6. Methodological Insights and Future Directions

The CTIBench evaluation yielded several actionable research questions:

  • Calibrating Severity: The systematic overestimation in VSP implies potential for improved calibration using few-shot or retrieval-augmented inference with numeric examples.
  • Domain Adaptation: Fine-tuning LLMs on domain-specific corpora (e.g., historical CVEs, threat reports) is likely to reduce hallucinations and improve semantic mapping.
  • Task Expansion: Planned extensions of CTIBench include additional information-extraction tasks (IOC extraction, TTP classification), dynamic summarization of threat reports, and evaluation across multiple languages.
  • Human-in-the-Loop: Measuring LLM convergence and correction rate with minimal analyst feedback may offer a more pragmatic assessment of utility in live operations.

The benchmark is positioned as a flexible platform for future research, dataset enrichment, and methodology development for LLMs in security-specific roles (Alam et al., 2024).

7. Position in the CTI Benchmark Landscape

CTIBench represents the first focused, multi-task CTI LLM benchmark addressing applied analyst workflows. Subsequent benchmarks—such as AthenaBench and CTIArena—have extended these principles:

  • AthenaBench: Augments CTIBench with dynamic data sourcing, robust deduplication, multi-label evaluation (e.g., mitigation strategies), and unified scoring (Alam et al., 3 Nov 2025).
  • CTIArena: Expands the scope to nine tasks with structured, unstructured, and hybrid categories, as well as novel retrieval-augmented generation protocols that further stress cross-source and evidence-grounded reasoning (Cheng et al., 13 Oct 2025).
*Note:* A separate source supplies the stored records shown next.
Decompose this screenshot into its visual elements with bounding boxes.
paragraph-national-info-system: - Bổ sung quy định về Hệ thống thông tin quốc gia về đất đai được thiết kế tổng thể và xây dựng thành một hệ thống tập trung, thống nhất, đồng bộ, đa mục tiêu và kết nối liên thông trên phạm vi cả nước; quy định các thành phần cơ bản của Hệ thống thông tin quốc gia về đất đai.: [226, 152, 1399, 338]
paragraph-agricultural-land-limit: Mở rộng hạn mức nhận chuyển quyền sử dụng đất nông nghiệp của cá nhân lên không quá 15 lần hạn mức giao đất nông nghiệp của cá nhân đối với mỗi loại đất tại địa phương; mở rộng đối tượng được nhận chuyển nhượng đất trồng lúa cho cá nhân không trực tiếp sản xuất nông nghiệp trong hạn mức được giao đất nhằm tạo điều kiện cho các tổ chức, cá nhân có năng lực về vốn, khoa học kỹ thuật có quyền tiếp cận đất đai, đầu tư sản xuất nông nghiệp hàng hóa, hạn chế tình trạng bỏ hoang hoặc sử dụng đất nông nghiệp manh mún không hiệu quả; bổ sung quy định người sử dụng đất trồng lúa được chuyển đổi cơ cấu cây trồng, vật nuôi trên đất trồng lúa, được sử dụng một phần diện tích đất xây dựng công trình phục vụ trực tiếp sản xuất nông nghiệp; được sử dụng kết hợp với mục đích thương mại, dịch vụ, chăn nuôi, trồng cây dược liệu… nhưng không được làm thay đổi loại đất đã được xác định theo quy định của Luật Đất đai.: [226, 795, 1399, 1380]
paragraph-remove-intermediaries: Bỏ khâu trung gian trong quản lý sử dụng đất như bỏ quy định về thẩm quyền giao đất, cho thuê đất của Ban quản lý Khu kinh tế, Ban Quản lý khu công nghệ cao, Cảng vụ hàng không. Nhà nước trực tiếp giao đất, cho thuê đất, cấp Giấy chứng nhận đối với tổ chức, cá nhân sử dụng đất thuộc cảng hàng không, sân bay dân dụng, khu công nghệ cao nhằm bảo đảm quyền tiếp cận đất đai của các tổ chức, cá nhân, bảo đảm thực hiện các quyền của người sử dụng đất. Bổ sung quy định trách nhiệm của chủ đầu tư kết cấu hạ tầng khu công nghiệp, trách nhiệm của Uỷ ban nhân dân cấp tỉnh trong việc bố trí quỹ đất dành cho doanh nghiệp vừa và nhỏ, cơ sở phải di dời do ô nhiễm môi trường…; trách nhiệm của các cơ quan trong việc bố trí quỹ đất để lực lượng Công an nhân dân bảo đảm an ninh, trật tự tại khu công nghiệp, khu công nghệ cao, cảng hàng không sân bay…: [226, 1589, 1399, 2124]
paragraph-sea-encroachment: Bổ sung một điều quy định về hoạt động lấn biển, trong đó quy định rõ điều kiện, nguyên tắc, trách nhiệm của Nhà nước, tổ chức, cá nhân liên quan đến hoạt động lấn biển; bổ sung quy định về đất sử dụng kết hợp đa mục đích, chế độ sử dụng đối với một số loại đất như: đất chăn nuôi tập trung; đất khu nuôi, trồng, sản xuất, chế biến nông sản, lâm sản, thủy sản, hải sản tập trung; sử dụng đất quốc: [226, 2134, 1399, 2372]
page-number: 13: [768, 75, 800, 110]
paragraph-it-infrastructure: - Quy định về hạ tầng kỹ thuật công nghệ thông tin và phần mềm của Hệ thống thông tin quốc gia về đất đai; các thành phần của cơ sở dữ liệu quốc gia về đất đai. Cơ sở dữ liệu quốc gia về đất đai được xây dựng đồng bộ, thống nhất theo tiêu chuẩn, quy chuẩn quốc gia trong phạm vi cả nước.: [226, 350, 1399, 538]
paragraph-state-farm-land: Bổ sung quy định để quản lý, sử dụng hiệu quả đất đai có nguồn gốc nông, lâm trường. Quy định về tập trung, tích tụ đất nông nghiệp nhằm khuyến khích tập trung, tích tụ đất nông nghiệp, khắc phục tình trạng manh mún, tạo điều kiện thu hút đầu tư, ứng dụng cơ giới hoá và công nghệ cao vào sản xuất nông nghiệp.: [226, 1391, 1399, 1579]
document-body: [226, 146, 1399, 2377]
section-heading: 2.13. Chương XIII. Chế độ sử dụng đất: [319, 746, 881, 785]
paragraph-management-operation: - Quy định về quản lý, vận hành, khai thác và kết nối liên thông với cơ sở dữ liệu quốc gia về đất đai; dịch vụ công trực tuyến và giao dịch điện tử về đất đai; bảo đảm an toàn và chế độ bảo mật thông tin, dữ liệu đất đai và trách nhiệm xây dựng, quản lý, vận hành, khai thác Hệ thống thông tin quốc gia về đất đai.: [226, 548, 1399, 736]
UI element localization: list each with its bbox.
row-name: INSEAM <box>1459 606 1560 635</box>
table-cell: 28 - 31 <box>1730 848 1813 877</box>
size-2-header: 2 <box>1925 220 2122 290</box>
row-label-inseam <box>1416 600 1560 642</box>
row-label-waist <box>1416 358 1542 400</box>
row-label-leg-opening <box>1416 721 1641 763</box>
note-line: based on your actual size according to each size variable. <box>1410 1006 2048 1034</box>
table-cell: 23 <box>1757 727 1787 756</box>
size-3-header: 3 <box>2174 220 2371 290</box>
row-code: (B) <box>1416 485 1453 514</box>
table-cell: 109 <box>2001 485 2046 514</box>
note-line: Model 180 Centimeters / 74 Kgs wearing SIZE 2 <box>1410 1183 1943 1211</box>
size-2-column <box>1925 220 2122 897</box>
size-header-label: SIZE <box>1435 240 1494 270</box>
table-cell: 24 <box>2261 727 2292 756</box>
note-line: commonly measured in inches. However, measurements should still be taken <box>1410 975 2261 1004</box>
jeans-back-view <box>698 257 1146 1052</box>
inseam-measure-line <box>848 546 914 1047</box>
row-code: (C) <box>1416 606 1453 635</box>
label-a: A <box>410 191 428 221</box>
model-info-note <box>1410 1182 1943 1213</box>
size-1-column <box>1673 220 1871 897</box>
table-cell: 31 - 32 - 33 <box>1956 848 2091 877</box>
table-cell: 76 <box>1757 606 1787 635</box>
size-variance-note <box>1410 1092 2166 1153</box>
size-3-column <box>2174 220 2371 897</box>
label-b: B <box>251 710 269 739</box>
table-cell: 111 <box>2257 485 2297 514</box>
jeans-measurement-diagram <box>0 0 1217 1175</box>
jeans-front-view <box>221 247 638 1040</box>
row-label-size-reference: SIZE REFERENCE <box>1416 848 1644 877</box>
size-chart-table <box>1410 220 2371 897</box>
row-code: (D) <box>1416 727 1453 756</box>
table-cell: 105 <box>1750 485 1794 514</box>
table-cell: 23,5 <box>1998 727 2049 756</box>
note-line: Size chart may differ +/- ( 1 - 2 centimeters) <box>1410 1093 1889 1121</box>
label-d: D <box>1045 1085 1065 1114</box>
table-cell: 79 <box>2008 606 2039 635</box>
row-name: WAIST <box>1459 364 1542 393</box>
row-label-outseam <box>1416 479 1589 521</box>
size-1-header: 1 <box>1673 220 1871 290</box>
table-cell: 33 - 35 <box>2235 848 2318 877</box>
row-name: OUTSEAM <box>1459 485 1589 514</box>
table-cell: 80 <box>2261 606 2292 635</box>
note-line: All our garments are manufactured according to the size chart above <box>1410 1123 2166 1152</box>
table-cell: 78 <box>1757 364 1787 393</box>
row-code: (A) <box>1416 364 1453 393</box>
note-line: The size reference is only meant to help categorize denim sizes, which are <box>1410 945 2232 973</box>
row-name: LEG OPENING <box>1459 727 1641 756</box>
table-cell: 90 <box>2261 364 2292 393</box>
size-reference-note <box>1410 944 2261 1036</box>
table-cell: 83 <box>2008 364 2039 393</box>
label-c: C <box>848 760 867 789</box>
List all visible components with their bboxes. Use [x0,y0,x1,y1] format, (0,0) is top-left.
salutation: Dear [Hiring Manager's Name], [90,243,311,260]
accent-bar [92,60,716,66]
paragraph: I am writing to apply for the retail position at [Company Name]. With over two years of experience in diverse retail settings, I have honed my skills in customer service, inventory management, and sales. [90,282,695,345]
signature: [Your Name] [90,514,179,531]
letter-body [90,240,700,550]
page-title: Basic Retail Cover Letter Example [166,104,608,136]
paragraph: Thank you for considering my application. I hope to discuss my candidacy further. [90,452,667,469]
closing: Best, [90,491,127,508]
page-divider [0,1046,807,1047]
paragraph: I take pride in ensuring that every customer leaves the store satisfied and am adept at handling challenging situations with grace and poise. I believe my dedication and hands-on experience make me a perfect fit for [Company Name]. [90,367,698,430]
Despite advancements in later benchmarks, CTIBench remains foundational in establishing a replicable and interpretable framework for rigorous CTI LLM evaluation, with direct applicability and relevance to security operations and model development. All code, datasets, and evaluation pipelines are maintained to enable reproducible research (Alam et al., 2024).